Spotlight on Jack Huckel

Huckel with Tab Ramos
Huckel (right) with Tab Ramos. Photo by Ernesto Motta, courtesy of Big Apple Soccer.

Jack Huckel, former director of the National Soccer Hall of Fame (NSHOF), reflects on the Society for American Soccer History (SASH). Huckel also founded JR Huckel & Associates, a consultation and management services firm for Hall of Fame elections. He served as president of the National Soccer Coaches Association of America and previously coached the men’s team at Skidmore College, Maine Maritime Academy, and George Mason University.

Describe the origins of SASH? What were some of its initial aims and goals?

The organizing moment was in conjunction with an Induction weekend in Oneonta. We thought to create a gathering place and vehicle for those interested in soccer history in the United States.

What was the state of US soccer history when SASH was founded?

I think Sam Foulds was American Soccer History – they were some others, but the field was of individuals. SASH was an effort to bring people with a common interest together.

Tell us about Sam Foulds and some of the other “founding fathers” of the Society.

Sam had spent ages collecting and disseminating the history of soccer, primarily in the U.S., but also some of its precursor information that set the game up.

How/when did you become involved in SASH? What was your role in the organization? 

I had an interest in the 1950 team’s exploits and had done interviews with three of the players and had an article printed from those interviews. Through my association with the National Soccer Hall of Fame, I was invited to join others in discussions about founding a soccer history organization. I was tasked with developing a draft of constitution and by-laws for the organization. I did so basing it on SABR’s (Society for American Baseball Research) document.

Describe SASH’s connections with the National Soccer Hall of Fame (NSHOF).

Al Colone, Hall of Fame Executive Director, was an active participant in the organizing of SASH, so the connection with the Hall of Fame was important and meant to be mutually supportive.

What are some of the challenges SASH has faced as an organization?

Some of the same challenges the Hall of Fame faced – low visibility and general interest, particularly from popular media.

What are some of SASH’s accomplishments and contributions?

The regular meetings at the NSCAA Convention have kept SASH breathing and created opportunities for researchers to discuss their respective projects. The early newsletter was a good connecting vehicle. We helped organized a panel discussion at the Hall of Fame as well as at the Convention.
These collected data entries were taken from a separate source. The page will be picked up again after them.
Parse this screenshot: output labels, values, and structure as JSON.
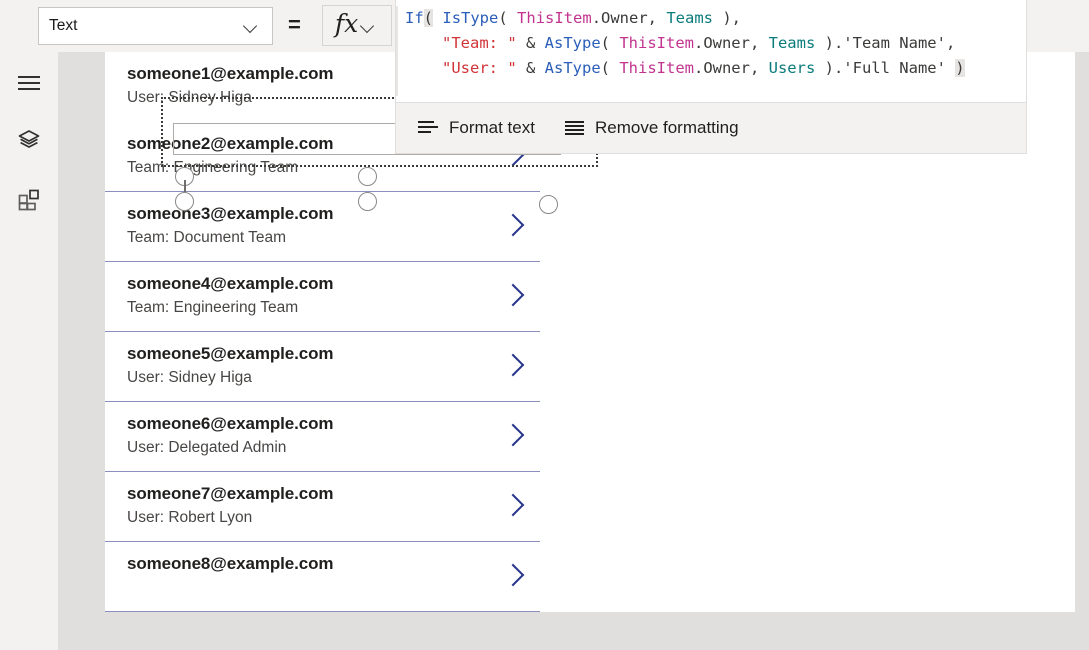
{
  "topbar": {
    "property_dropdown": {
      "selected": "Text",
      "icon": "chevron-down-icon"
    },
    "equals_sign": "=",
    "fx_button": {
      "glyph": "fx",
      "icon": "chevron-down-icon"
    }
  },
  "formula_bar": {
    "lines": [
      {
        "indent": false,
        "tokens": [
          {
            "text": "If",
            "kind": "fn"
          },
          {
            "text": "(",
            "kind": "hl"
          },
          {
            "text": " ",
            "kind": "plain"
          },
          {
            "text": "IsType",
            "kind": "fn"
          },
          {
            "text": "( ",
            "kind": "plain"
          },
          {
            "text": "ThisItem",
            "kind": "obj"
          },
          {
            "text": ".Owner, ",
            "kind": "plain"
          },
          {
            "text": "Teams",
            "kind": "ent"
          },
          {
            "text": " ),",
            "kind": "plain"
          }
        ]
      },
      {
        "indent": true,
        "tokens": [
          {
            "text": "\"Team: \"",
            "kind": "str"
          },
          {
            "text": " & ",
            "kind": "plain"
          },
          {
            "text": "AsType",
            "kind": "fn"
          },
          {
            "text": "( ",
            "kind": "plain"
          },
          {
            "text": "ThisItem",
            "kind": "obj"
          },
          {
            "text": ".Owner, ",
            "kind": "plain"
          },
          {
            "text": "Teams",
            "kind": "ent"
          },
          {
            "text": " ).'Team Name',",
            "kind": "plain"
          }
        ]
      },
      {
        "indent": true,
        "tokens": [
          {
            "text": "\"User: \"",
            "kind": "str"
          },
          {
            "text": " & ",
            "kind": "plain"
          },
          {
            "text": "AsType",
            "kind": "fn"
          },
          {
            "text": "( ",
            "kind": "plain"
          },
          {
            "text": "ThisItem",
            "kind": "obj"
          },
          {
            "text": ".Owner, ",
            "kind": "plain"
          },
          {
            "text": "Users",
            "kind": "ent"
          },
          {
            "text": " ).'Full Name' ",
            "kind": "plain"
          },
          {
            "text": ")",
            "kind": "hl"
          }
        ]
      }
    ],
    "plain_text": "If( IsType( ThisItem.Owner, Teams ),\n    \"Team: \" & AsType( ThisItem.Owner, Teams ).'Team Name',\n    \"User: \" & AsType( ThisItem.Owner, Users ).'Full Name' )"
  },
  "format_toolbar": {
    "items": [
      {
        "label": "Format text",
        "icon": "format-text-icon"
      },
      {
        "label": "Remove formatting",
        "icon": "remove-formatting-icon"
      }
    ]
  },
  "left_rail": {
    "items": [
      {
        "name": "menu",
        "icon": "hamburger-menu-icon"
      },
      {
        "name": "tree-view",
        "icon": "layers-icon"
      },
      {
        "name": "components",
        "icon": "components-grid-icon"
      }
    ]
  },
  "gallery": {
    "selected_index": 0,
    "chevron_icon": "chevron-right-icon",
    "rows": [
      {
        "title": "someone1@example.com",
        "subtitle": "User: Sidney Higa"
      },
      {
        "title": "someone2@example.com",
        "subtitle": "Team: Engineering Team"
      },
      {
        "title": "someone3@example.com",
        "subtitle": "Team: Document Team"
      },
      {
        "title": "someone4@example.com",
        "subtitle": "Team: Engineering Team"
      },
      {
        "title": "someone5@example.com",
        "subtitle": "User: Sidney Higa"
      },
      {
        "title": "someone6@example.com",
        "subtitle": "User: Delegated Admin"
      },
      {
        "title": "someone7@example.com",
        "subtitle": "User: Robert Lyon"
      },
      {
        "title": "someone8@example.com",
        "subtitle": ""
      }
    ]
  },
  "colors": {
    "chrome_bg": "#f3f2f1",
    "canvas_bg": "#e1dfdd",
    "app_bg": "#ffffff",
    "row_divider": "#8a8fbd",
    "chevron": "#27348b",
    "token_function": "#2b5eb8",
    "token_object": "#c2348f",
    "token_entity": "#0b7b7b",
    "token_string": "#d13438",
    "selection_outline": "#3b3a39"
  }
}
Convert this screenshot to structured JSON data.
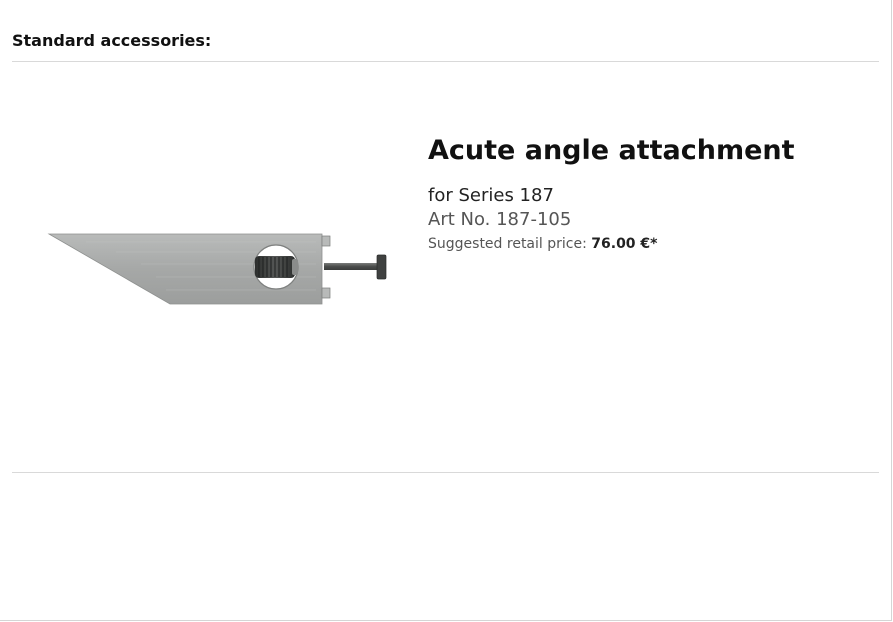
{
  "section": {
    "title": "Standard accessories:"
  },
  "product": {
    "name": "Acute angle attachment",
    "series": "for Series 187",
    "art_no": "Art No. 187-105",
    "price_label": "Suggested retail price:",
    "price_value": "76.00 €*",
    "image_icon": "acute-angle-attachment-photo"
  },
  "colors": {
    "metal": "#a9abaa",
    "metal_dark": "#6a6c6b",
    "screw_dark": "#3c3e3d",
    "rule": "#d9d9d9"
  }
}
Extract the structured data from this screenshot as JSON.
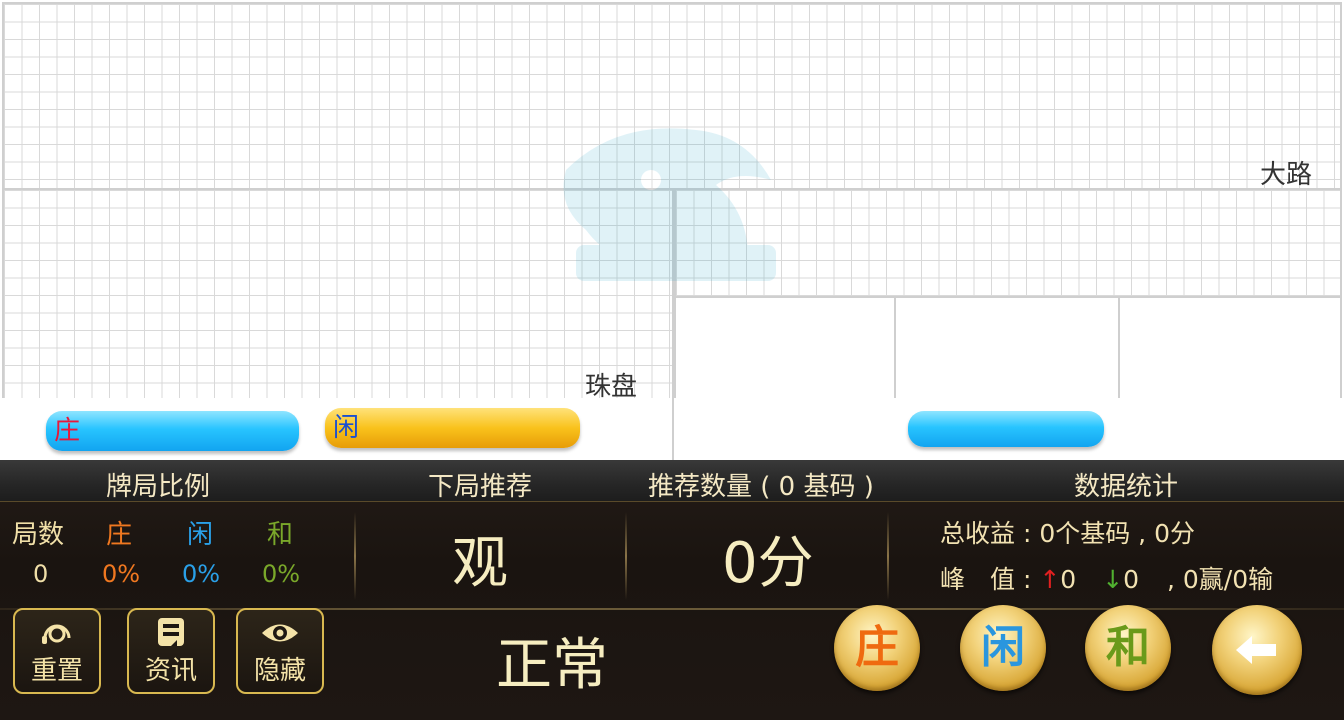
{
  "roads": {
    "big_road_label": "大路",
    "bead_plate_label": "珠盘"
  },
  "predictions": {
    "banker_label": "庄",
    "player_label": "闲"
  },
  "header": {
    "ratio": "牌局比例",
    "next": "下局推荐",
    "quantity": "推荐数量 ( 0 基码 )",
    "stats": "数据统计"
  },
  "ratio": {
    "columns": [
      "局数",
      "庄",
      "闲",
      "和"
    ],
    "values": [
      "0",
      "0%",
      "0%",
      "0%"
    ]
  },
  "recommendation": {
    "next": "观",
    "quantity": "0分",
    "status": "正常"
  },
  "stats": {
    "total_label": "总收益 : ",
    "total_value": "0个基码 , 0分",
    "peak_label": "峰　值 : ",
    "peak_up_arrow": "↑",
    "peak_up": "0",
    "peak_down_arrow": "↓",
    "peak_down": "0",
    "record": " , 0赢/0输"
  },
  "buttons": {
    "reset": "重置",
    "info": "资讯",
    "hide": "隐藏",
    "banker": "庄",
    "player": "闲",
    "tie": "和"
  },
  "icons": {
    "reset": "headset-icon",
    "info": "document-icon",
    "hide": "eye-icon",
    "back": "back-arrow-icon"
  },
  "colors": {
    "banker": "#f07820",
    "player": "#2aa0e8",
    "tie": "#7aa82a",
    "gold": "#d8b850"
  }
}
Tell us about the society’s journal/newsletter.

This was Roger Allaway’s project – it gave us an opportunity to stay connected and enthused about the work of our historian colleagues.

How did the closing of the NSHOF affect the Society?

It caused a dip in enthusiasm, I think, and dropped an important focal point of the work of historians. Also, the closing of the archive to active research has a negative impact.

How has the growth of soccer in the US since the Society’s founding affected interest in US soccer history?

I think interest has picked up with attendance at the NSCAA Convention meetings as evidence. Over the last few years more people have showed up and more publications have been noted.

What kind of progress has been made in the field of US soccer history since the founding of SASH? 

The progress has been increased interest in historical events. I think the visible growth of the game, particularly on popular media, has significantly increased general interest, which has also increased questions about what went before.

What do you believe should be the aims/focus of the Society as it moves forward?

Facilitating, empowering, and promoting responsible research and its dissemination through all appropriate vehicles, from panel presentations at events to printed material of various forms.

The NSHOF is now in storage in North Carolina and, unfortunately, visitors can no longer visit the hall and its museum. What are some of your favorite artifacts from the collection?

  • 1950 World Cup ball and jersey
  • Al Harker 1934 jersey and boots
  • 1991 Mary Harvey GK gloves
  • Women’s World Cup trophies

Do any memorable stories/vignettes come to mind from your long association with SASH?

Just the fun and fond memories of talking to each other about our interest in soccer history. It brought me in touch with some players from the 1950 team – Walt Bahr, Harry Keough, Frank Borghi, John Souza,Gino Pariani, and, neatly, some years later, England goalkeeper Bert Williams!